New car buyers will pay less in road tax in the years to come say industry chiefs after latest figures on vehicle carbon dioxide emissions were revealed this week.

Figures from the Society of Motor Manufacturers and Traders (SMMT) showed that the average new car sold in the UK in 2009 emitted just 149.5g/km of CO2, down 5.4% on the 2008 figure and 21.2% better than 1997.

Industry experts say improvements in technology will lead to greater reductions in years to come.

Matthew Croucher, from the SMMT, said: 'With the recession it has become increasingly clear that the priority for consumers is to get from A to B as cheaply as they can. We expect more reductions in fuel consumption and emissions to make that possible.'

Average CO2 emissions were down in all vehicle segments with MPV and 4x4 categories showing the greatest reductions. Since 1997 MPVs have shown a 28.7% decrease and 4x4s, a 27.4% decrease.

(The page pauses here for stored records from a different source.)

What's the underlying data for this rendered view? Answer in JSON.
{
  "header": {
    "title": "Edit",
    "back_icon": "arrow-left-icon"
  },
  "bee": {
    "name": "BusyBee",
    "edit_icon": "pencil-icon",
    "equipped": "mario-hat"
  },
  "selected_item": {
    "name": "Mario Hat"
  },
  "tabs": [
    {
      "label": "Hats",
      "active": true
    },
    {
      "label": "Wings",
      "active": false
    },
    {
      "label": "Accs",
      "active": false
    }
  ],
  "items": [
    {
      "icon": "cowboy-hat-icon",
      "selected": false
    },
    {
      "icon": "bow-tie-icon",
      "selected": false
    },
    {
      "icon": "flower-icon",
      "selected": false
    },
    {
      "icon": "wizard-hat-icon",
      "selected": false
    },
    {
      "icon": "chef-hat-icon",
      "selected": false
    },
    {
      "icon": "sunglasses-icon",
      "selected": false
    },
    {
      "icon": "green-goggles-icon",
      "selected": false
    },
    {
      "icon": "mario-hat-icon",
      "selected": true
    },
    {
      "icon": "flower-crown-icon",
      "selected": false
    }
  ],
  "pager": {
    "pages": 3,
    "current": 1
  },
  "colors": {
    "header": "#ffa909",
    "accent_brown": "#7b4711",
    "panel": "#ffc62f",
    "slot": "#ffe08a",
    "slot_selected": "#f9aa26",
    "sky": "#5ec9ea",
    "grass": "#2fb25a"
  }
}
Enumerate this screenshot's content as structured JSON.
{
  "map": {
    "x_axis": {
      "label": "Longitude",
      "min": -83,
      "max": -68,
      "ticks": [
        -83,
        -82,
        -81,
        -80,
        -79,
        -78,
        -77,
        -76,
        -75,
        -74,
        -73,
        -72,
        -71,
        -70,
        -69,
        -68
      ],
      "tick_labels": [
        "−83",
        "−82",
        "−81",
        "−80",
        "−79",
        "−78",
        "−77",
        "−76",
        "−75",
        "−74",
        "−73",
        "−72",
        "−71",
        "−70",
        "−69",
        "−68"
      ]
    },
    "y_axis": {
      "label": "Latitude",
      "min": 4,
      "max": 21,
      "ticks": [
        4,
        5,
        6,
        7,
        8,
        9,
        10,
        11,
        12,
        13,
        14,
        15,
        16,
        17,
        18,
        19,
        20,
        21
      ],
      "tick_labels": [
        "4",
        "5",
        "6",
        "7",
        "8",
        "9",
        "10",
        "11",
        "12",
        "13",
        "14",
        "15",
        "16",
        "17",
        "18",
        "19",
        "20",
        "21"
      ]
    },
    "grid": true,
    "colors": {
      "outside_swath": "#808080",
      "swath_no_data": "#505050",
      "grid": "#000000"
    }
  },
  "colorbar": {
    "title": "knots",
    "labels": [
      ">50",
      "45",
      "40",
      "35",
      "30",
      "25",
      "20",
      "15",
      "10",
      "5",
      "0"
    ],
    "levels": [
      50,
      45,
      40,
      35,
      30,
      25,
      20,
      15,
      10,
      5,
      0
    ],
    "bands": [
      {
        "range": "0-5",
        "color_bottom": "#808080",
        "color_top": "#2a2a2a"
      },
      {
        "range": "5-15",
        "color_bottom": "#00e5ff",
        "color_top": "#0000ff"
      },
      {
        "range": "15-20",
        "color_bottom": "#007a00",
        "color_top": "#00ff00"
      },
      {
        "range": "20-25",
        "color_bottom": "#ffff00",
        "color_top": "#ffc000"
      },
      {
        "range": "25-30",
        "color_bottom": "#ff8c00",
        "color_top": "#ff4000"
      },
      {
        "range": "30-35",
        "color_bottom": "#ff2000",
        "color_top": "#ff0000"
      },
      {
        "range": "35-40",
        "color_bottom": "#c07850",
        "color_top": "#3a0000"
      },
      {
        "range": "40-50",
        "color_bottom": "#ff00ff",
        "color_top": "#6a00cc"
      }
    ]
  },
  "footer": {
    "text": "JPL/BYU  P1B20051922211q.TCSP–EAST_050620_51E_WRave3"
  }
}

Minis and specialist sports cars experienced biggest emissions reductions over the past year, falling by 6.7% and 6.3% respectively on 2008 figures.

The recession and the government's scrappage scheme increased the rate of decline as buyers moved towards more fuel-efficient models. The average car bought under the scheme emitted just 133.3g/km, 26.8% less CO2 than the average scrapped car.

With the forthcoming 'showroom tax' encouraging more drivers to downsize, the government is hoping it can reduce overall CO2 emissions. Although average new car emissions are 21.2% better than they were in 1997, total CO2 emissions are only down by about 4%. This is largely because there are more cars on the road and the total distance travelled is much greater.